Effect of particle size on magnetodielectric and magnetoelectric coupling effect of CoFe2O4@BaTiO3 composite fluids

Abstract

CoFe2O4 particles with two different sizes were prepared using hydrothermal method by controlling the technological parameters. On that basis, core–shell structure CoFe2O4@BaTiO3 (CFO@BTO) particles were prepared by sol–gel process. The surfactant treated composite particles were then distributed into a highly-insulating heptane to form CFO@BTO composite fluids. Influences of CFO particle size on the magnetodielectric and magnetoelectric coupling effect were comparatively investigated. XRD, TEM and SAED results indicate that the size of CFO particles are ~ 12 and ~ 18 nm, respectively, while the prepared CFO@BTO particles show bi-phase and core–shell composite structure, and the size of CFO@BTO particles are ~ 28 and ~ 35 nm, respectively. The composite fluids show quasi super paramagnetic behavior at room temperature due to the size effect and Brovnian motion. When the size of CFO is 18 nm, the CFO@BTO composite fluids shows larger remnant magnetization and coercive field. Strong dependence of dielectric properties on external magnetic field has been observed, of which the composite fluids show negative magnetodielectric effect, and the value of permittivity was decreased by 8% at 500 Oe. When size of CFO is 12 nm, the corresponding specimen with shows more obvious magnetic response, and it has larger remnant polarization. The values of both coercive electric field and remnant polarization of the two kinds of CFO@BTO composite fluids have been enhanced distinctly under the action of external magnetic field. When the particle size of CFO is smaller, the magnetolectric coupling coefficient αE of CFO@BTO composite fluid is larger, and this value decreases with increasing external magnetic field. When the particle sizes of CFO are 12 and 18 nm, the maximal values of αE are about 7 and 10 V/cm·Oe, respectively.

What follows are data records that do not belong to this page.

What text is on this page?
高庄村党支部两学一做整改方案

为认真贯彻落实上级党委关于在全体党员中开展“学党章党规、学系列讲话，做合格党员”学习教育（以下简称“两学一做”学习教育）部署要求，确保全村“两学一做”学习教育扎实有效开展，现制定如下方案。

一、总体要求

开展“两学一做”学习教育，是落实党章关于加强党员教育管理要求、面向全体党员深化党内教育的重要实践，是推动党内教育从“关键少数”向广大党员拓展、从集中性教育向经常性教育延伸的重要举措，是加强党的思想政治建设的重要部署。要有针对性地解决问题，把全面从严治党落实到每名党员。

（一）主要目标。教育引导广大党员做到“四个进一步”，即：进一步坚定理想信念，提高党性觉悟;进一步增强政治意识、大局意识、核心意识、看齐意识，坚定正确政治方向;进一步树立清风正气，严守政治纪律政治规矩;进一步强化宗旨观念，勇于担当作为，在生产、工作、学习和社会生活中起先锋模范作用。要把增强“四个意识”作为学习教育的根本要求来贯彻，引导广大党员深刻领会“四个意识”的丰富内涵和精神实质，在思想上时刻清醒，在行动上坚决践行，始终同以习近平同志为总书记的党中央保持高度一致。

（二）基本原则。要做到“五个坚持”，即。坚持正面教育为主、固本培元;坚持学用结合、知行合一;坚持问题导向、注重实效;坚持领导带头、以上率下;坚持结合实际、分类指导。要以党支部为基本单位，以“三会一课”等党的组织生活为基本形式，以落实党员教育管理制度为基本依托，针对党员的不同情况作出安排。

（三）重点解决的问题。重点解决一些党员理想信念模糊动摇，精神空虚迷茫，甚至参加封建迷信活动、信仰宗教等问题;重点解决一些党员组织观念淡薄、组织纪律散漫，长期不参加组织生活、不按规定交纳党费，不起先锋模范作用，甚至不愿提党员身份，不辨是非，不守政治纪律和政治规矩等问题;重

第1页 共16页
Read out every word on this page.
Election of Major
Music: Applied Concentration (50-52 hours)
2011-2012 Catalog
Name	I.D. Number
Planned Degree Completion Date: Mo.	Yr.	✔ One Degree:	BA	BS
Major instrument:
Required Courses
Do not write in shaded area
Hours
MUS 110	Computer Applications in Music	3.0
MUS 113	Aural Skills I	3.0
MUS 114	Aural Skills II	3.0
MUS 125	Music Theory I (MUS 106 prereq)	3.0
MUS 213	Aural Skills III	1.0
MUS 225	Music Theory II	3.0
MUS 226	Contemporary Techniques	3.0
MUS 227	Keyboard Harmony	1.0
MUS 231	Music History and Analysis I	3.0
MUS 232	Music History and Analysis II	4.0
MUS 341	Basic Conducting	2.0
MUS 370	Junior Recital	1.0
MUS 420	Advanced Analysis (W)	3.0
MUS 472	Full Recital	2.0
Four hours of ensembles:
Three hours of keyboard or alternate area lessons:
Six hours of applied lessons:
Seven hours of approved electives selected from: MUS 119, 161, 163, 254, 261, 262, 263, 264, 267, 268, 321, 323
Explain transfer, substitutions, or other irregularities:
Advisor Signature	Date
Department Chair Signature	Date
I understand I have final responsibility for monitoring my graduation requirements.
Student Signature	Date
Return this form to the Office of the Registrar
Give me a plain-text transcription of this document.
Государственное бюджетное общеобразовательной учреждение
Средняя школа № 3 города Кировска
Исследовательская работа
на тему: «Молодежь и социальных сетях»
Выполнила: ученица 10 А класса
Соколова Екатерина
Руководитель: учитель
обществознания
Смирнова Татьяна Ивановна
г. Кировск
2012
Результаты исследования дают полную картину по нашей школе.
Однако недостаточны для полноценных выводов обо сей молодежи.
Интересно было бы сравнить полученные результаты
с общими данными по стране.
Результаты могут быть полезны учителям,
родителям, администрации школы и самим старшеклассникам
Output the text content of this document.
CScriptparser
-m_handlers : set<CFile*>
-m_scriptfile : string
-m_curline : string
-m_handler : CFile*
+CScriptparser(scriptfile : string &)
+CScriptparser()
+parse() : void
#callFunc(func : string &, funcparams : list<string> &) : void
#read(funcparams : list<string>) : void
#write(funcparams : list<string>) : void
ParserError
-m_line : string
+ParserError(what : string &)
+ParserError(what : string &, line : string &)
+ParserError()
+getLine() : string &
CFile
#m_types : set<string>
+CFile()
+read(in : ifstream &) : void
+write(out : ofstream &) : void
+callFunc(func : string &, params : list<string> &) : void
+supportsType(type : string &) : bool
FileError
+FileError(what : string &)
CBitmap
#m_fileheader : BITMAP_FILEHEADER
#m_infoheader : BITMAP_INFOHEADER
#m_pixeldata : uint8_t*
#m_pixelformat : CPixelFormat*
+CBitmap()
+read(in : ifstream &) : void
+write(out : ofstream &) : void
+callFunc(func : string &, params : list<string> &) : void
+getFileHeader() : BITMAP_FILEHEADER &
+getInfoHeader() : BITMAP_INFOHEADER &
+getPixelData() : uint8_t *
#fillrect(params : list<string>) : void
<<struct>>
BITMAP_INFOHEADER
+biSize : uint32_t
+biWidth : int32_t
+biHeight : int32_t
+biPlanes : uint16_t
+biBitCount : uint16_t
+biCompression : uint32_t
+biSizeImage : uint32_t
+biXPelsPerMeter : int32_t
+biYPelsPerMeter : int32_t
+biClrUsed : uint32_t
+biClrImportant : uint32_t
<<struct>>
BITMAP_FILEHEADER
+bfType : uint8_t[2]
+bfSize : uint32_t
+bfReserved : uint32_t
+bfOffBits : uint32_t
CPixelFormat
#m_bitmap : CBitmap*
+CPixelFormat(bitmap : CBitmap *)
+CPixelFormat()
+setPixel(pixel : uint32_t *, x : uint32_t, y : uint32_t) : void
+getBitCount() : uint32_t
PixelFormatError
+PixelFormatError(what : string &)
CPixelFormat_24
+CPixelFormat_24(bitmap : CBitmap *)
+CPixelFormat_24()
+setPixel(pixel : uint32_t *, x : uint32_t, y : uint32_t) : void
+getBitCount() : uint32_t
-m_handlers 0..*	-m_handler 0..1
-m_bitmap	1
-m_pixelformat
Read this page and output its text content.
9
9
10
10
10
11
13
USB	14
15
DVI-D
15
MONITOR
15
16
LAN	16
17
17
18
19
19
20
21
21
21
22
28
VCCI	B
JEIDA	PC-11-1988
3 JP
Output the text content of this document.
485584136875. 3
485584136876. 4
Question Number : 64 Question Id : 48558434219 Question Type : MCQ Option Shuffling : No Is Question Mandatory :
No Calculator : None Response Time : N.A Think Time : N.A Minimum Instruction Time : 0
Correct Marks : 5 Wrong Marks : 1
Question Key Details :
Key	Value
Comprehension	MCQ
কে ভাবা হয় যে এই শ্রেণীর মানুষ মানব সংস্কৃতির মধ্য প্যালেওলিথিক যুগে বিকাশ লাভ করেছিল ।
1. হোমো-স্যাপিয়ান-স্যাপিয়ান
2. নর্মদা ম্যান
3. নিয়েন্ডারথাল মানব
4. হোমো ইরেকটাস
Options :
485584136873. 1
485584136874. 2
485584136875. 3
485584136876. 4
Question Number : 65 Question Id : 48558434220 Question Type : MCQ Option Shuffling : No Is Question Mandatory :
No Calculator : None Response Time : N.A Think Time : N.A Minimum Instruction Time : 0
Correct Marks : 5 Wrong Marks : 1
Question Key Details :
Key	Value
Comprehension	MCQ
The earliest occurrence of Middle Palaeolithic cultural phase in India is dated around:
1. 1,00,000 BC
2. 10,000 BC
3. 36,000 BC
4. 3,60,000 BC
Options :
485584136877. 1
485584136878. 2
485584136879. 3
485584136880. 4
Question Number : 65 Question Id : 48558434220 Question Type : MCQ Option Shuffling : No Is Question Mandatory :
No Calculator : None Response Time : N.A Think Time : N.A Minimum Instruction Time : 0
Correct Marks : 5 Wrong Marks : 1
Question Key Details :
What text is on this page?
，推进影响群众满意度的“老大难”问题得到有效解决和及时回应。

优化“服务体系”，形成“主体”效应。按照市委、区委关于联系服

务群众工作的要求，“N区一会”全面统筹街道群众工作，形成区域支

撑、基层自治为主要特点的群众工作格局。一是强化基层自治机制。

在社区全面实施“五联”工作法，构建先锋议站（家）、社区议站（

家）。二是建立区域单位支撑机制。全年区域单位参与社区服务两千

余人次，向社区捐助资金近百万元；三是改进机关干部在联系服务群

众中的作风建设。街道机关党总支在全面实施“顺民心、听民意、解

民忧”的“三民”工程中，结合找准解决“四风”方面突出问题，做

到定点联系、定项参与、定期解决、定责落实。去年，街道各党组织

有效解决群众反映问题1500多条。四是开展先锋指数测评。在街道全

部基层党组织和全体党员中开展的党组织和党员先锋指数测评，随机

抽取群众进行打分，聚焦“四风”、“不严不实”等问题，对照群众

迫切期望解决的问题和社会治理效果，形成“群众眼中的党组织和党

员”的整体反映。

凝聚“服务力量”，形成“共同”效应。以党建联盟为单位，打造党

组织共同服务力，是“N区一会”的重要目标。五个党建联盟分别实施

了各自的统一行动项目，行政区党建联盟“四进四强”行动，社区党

These values are several orders of magnitude larger than that of CFO/BTO and other magnetoelectric composite ceramics. The strong coupling effect can be explained based on the formation, movement and variation of chain-like structure in the presence of external field. These results may supply useful information for enhancing coupling effect and might play important roles in practical applications in novel magnetoelectric devices.